Ihr Nachbar hustet. Hustet nachdrucksvoll. "Das ist doch witzig!", ranzt meine Frau ihn an, als wäre Kommunikation im Konzertsaal das Normalste der Welt. Andere im Saal beginnen auch zu husten. Aber das richtet sich glaube ich weniger gegen meine Frau als gegen die Hummeln. Oder die Inszenierung. Oder gegen den Regisseur persönlich.
Promenieren, Parlieren und Prösterchen
Konzertbesuche sind nicht immer ein reines Vergnügen. Noch zu Mozarts Zeiten war Musikhören immer auch verbunden mit Promenieren, Parlieren und Prösterchen. Aber dann kam das 19. Jahrhundert und Benimmregeln setzten sich immer mehr durch. Wer Klassik verschmähte, lief Gefahr, aus der ökonomischen, intellektuellen und moralischen Elite verstoßen zu werden. "Soziologisch gesehen war weniger wichtig, welche Musik vorgetragen wurde. Was besonders zählte war, wie diese Musik sozial verstanden wurde", schreibt Prof. Dr. Andreas Wagener von der wirtschaftswissenschaftlichen Fakultät der Universität Hannover. Er untersuchte den Sinn der gängigen Konzertetikette.

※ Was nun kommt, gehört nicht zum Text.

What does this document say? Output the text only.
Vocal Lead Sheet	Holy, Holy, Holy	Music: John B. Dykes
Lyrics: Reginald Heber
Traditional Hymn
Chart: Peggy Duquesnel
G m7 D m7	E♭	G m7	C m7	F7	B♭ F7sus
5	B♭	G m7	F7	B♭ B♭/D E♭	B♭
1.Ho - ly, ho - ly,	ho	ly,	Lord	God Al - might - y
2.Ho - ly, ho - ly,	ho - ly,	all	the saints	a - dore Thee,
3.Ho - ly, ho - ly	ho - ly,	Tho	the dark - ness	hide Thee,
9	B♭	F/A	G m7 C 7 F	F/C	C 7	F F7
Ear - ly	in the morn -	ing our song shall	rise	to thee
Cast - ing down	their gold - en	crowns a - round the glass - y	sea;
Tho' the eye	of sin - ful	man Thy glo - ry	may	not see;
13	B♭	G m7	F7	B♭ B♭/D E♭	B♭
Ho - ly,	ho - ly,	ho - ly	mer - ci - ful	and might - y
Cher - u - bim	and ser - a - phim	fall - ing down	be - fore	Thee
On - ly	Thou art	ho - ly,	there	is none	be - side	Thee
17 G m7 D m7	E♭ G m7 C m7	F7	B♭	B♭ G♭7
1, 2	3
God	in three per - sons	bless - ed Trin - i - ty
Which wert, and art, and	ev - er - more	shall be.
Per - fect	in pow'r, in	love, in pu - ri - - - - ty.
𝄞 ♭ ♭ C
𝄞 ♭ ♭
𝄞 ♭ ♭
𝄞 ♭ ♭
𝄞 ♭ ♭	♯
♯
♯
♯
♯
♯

Trennung von Künstler und Publikum
"Benimmregeln sind soziale Konstrukte", schreibt Wagener. Konzertvereine, Musiker und Musikjournalisten versuchen bis heute, ihr Publikum mit Regeln, Gesten und Ermahnungen zu erziehen. Musiker sollen ihr Bestes geben und die Partitur wahrheitsgemäß und bedeutungsvoll umsetzen. Das Publikum soll sich darauf konzentrieren, soll ernsthaft und stillschweigend zuhören. Das fordert seinen Tribut: "Im Konzertsaal wird mehr als doppelt soviel gehustet wie im normalen Leben. Husten liegt klar vor schreien, weglaufen oder mit den Füssen scharren!"

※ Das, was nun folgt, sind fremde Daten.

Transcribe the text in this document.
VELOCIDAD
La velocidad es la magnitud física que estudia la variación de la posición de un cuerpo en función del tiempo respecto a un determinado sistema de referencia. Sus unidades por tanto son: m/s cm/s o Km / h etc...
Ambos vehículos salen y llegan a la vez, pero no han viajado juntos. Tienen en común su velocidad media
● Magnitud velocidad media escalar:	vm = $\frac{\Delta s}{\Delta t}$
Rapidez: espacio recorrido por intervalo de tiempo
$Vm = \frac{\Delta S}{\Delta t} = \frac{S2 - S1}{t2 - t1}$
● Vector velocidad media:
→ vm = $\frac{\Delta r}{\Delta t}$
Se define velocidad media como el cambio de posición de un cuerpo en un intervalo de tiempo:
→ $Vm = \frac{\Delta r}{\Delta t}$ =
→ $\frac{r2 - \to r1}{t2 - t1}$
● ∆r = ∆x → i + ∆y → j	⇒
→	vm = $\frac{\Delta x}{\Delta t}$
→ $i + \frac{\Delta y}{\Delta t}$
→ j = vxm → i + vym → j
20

Pianist Alfred Brendel reagiert besonders empfindlich auf Geräusche in seinen Konzerten. In Hamburg mahnte er sein Publikum: "Entweder Sie hören auf zu husten oder ich höre auf zu spielen!" Es ward still im Saal. Das spricht für Andreas Wagener Bände: "Menschen können bewusst husten. Sie können Husten aber auch bewusst unterbinden. Konzerthusten ist also – anders als Niesen, Schluckauf oder Gähnen – nicht zufällig", schreibt er.
Hustensymphonie
Aber auch für Wagener gehört Husten zum Konzert. "In Anbetracht der Tatsache, dass jeder mal husten kann, ist der mögliche physikalische Reflex einer der ganz wenigen akzeptierten Möglichkeiten, im Rahmen der Etikette aktiv zu partizipieren", schreibt er. Der Ökonom zitiert da den Dirigenten Sir Colin Davis: "Konzertbesucher husten, weil sie gelangweilt sind!"

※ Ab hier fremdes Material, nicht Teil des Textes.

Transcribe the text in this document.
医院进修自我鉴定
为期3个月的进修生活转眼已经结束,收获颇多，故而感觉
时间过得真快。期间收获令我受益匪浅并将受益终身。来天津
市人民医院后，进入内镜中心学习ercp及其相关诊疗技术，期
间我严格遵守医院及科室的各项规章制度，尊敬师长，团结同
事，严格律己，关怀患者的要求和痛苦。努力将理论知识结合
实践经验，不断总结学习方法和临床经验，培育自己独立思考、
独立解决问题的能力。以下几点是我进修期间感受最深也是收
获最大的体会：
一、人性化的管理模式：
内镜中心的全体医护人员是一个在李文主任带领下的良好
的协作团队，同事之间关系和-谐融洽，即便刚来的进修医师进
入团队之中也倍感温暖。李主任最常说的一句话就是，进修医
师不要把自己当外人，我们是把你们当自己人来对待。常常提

Der deutsche Humorist Loriot schenkte den Berliner Philharmonikern zum 100. Jubiläum eine "Hustensymphonie", bei der es seinen Worten zufolge "gelang, konzertimmanente Geräuschsymptome zur Bereicherung des Werkes zu integrieren". Luft, gewöhnlich in Folge einer Reizung der Atemwege, stoßweise, heftig und mehr oder weniger laut aus der Lunge durch den Mund herausgepresst, beschreibt der Duden das Phänomen.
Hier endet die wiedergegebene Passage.